Power to the people (who matter most)
How can the impact movement make sure it always acts in the interests of stakeholders and the natural environment? This was the question explored by a group of impact funds and corporate impact actors during a breakout session – "Influencing Power Dynamics" – at Capital Ideas and Business of Impact.
Impact is in the eye of the beholder
The discussion started by acknowledging that impact is best understood through the eyes of the people experiencing change. While 35% of impact investors currently collect data from stakeholders about outcomes, proven solutions and promising new technologies (such as AI) exist to scale-up stakeholder voice – albeit with some potential ethical pitfalls that need to be navigated.
Insights from engaging with stakeholders about their lived experience can also drive improved accountability. The recently released Impact Performance Reporting Norms seek to improve the flow of information along the capital chain so asset owners can make informed investment and engagement decisions that are centred on stakeholder well-being (so-called upwards accountability).
At the same time, downwards accountability can be embedded in the engagement process by ensuring that findings are fed back to end-stakeholders – which is a core part of frameworks such as the WEST Principles and the AA1000 Stakeholder Engagement Standard. This requires a thoughtful approach to ensure learnings can be both used and useful. For example, individual workers responding to a survey may lack the agency to act on findings, but sharing aggregated results with labour unions can help drive improved outcomes for a wide range of stakeholders.
From engaging to empowering stakeholders
As well as collecting input from stakeholders to inform decisions, organisations can aim to progressively shift decision-making authority toward affected communities.

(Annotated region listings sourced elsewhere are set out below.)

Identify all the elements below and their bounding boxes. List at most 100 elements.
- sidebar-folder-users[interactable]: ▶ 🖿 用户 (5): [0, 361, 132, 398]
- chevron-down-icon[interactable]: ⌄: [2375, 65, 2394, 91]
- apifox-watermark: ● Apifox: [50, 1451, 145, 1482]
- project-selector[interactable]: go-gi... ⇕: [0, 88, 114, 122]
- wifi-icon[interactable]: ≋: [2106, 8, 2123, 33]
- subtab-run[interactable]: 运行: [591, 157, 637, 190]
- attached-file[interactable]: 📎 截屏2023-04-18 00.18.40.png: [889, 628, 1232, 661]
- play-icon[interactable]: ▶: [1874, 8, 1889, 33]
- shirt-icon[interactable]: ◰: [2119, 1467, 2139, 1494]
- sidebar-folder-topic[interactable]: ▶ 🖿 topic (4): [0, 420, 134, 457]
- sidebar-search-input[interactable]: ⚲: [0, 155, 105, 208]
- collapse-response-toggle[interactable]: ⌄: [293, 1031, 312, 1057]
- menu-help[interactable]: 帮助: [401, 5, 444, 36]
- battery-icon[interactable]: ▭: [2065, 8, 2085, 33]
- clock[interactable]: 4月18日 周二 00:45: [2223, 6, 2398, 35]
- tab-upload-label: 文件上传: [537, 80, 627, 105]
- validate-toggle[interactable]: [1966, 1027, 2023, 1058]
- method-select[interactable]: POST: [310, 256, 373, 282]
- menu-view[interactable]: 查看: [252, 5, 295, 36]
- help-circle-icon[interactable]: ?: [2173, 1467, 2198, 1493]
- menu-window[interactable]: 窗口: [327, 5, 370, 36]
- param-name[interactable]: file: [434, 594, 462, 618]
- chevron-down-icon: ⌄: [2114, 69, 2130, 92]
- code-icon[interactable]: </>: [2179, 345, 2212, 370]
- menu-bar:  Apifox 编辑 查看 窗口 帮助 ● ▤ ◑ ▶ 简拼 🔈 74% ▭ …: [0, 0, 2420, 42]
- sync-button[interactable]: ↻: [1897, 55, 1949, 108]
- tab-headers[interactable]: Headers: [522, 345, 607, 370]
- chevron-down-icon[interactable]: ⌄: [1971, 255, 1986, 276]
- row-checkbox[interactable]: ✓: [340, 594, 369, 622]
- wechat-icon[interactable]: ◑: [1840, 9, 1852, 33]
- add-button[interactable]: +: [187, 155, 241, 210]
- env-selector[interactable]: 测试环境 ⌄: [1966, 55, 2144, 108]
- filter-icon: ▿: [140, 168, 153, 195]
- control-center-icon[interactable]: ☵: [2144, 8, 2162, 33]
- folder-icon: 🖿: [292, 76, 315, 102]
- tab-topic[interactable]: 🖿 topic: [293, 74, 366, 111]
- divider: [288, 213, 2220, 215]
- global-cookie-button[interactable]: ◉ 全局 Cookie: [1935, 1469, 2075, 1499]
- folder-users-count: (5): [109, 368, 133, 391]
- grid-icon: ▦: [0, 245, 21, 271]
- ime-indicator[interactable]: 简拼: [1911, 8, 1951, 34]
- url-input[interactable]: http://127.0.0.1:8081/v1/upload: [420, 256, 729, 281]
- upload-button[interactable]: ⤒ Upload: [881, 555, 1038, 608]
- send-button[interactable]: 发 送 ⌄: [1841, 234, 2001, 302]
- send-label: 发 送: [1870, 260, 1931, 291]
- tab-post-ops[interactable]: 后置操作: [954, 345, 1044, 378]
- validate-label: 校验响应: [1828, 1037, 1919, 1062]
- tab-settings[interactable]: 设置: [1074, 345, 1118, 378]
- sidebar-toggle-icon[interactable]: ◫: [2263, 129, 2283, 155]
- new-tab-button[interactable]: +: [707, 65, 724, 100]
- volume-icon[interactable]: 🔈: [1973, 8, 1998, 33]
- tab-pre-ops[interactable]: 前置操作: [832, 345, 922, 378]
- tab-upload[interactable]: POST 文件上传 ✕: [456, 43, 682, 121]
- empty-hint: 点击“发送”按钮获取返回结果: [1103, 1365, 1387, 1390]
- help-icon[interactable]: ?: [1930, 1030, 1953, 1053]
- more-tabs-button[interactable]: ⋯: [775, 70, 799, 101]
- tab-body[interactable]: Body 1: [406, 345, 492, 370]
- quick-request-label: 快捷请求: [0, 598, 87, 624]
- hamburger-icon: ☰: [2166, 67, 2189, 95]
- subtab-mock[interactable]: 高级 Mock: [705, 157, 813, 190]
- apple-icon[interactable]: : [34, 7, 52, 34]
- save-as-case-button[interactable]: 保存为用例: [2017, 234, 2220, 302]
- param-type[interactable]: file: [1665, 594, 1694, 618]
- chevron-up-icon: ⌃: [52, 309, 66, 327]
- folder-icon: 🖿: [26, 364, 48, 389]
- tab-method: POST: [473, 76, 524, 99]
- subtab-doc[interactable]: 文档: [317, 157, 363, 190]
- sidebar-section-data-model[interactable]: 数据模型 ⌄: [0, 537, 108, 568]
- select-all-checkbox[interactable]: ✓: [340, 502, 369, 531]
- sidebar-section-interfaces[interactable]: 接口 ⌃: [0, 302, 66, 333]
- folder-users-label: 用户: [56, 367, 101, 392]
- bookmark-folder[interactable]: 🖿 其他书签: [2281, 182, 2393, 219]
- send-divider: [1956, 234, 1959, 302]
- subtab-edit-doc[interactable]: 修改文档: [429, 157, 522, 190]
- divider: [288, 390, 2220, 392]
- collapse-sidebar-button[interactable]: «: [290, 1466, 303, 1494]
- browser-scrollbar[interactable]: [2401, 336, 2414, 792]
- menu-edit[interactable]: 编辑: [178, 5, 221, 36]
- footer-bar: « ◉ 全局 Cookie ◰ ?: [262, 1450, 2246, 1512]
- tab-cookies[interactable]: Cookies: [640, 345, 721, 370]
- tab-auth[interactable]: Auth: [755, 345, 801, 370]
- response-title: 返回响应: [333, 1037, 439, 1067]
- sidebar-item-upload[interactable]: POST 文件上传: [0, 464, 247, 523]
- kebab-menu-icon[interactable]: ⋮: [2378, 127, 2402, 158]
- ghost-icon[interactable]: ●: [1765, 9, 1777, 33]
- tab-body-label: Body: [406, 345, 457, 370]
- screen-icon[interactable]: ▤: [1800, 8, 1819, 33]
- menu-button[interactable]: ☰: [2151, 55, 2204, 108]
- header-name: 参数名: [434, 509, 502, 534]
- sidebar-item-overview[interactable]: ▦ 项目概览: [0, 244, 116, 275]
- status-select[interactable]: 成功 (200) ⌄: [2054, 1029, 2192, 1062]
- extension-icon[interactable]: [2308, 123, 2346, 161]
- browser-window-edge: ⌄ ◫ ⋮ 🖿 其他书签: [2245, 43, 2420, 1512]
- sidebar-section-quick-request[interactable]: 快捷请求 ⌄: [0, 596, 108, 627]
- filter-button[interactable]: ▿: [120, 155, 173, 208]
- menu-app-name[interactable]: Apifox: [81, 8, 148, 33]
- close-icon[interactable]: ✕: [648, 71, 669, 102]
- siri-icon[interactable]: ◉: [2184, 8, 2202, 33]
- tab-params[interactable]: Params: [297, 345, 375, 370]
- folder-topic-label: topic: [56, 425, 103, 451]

Since power is often concentrated in those with capital to deploy, organisations can develop an awareness of the power dynamics at play to examine their internal practices (along the investment process from deal sourcing to exit) and set expectations to engage externally (e.g., reporting). Such critical reflection is especially important to advance social equity outcomes that emerge “not only from improved access to resources and decision making but control over these aspects,” to quote the Criterion Institute’s paper Process Metrics that Analyze Power Dynamics in Investing.
The crux of the conversation – and the liveliest debate – came when exploring how to redress such imbalances. The start of the journey to shift (and share) power involves surfacing and challenging foundational assumptions as well as recognising systemic biases underpinning not just where but also how capital is allocated.
To learn about practical levers to disrupt power dynamics along the investment process, the group dug into two real-life examples.
Village Capital shared their philosophy that decision-making power should rest in the hands of entrepreneurs. Flipping the traditional model of investment, that privileges the deal-making insight of capital allocators, Village Capital adopts a peer due diligence approach, where other founders asses, provide feedback and collectively decide which companies should be invested in.
Compared to the wider industry, where women-led start ups represent only 15% of an average portfolio, close to 50% of over 100 startups peer-selected for Village Capital investment are women-led companies.
Kampani, a social impact investment fund working to unlock the potential of entrepreneurial farming in the Global South, then provided insight into how to fuse knowledge of the social issues being addressed into governance and ownership structures. By raising capital from both private investors as well as farmer associations and NGOs, Kampani offers social purpose organisations a direct stake in the fund.
NGO shareholders and mission-aligned partners help generate deal flow and often remain involved in the investment by providing technical assistance, helping to align incentives in the investment opportunity and, consequently, in the funded producer organisations themselves.
Shifting capital is necessary but not sufficient
The discussion wrapped by taking a step back to reflect on ‘what works’ to put power in the hands of affected stakeholders.
Shifting capital is an important mechanism to elevate stakeholder voice, especially for historically marginalised communities. But the way capital is shared may be just as important for long-term positive outcomes. Linking back to a theme of an earlier session, the group touched on recent interest among private equity investors in employee ownership, noting that some of the more popular models give workers equity but no rights to vote on key decisions, such as selling the company.
As impact investors continue widen the range of stakeholders they engage with and innovate new models of accountability, the impact movement will continue to learn how to effectively challenge – and change – power dynamics to drive shared prosperity and more equitable outcomes for all.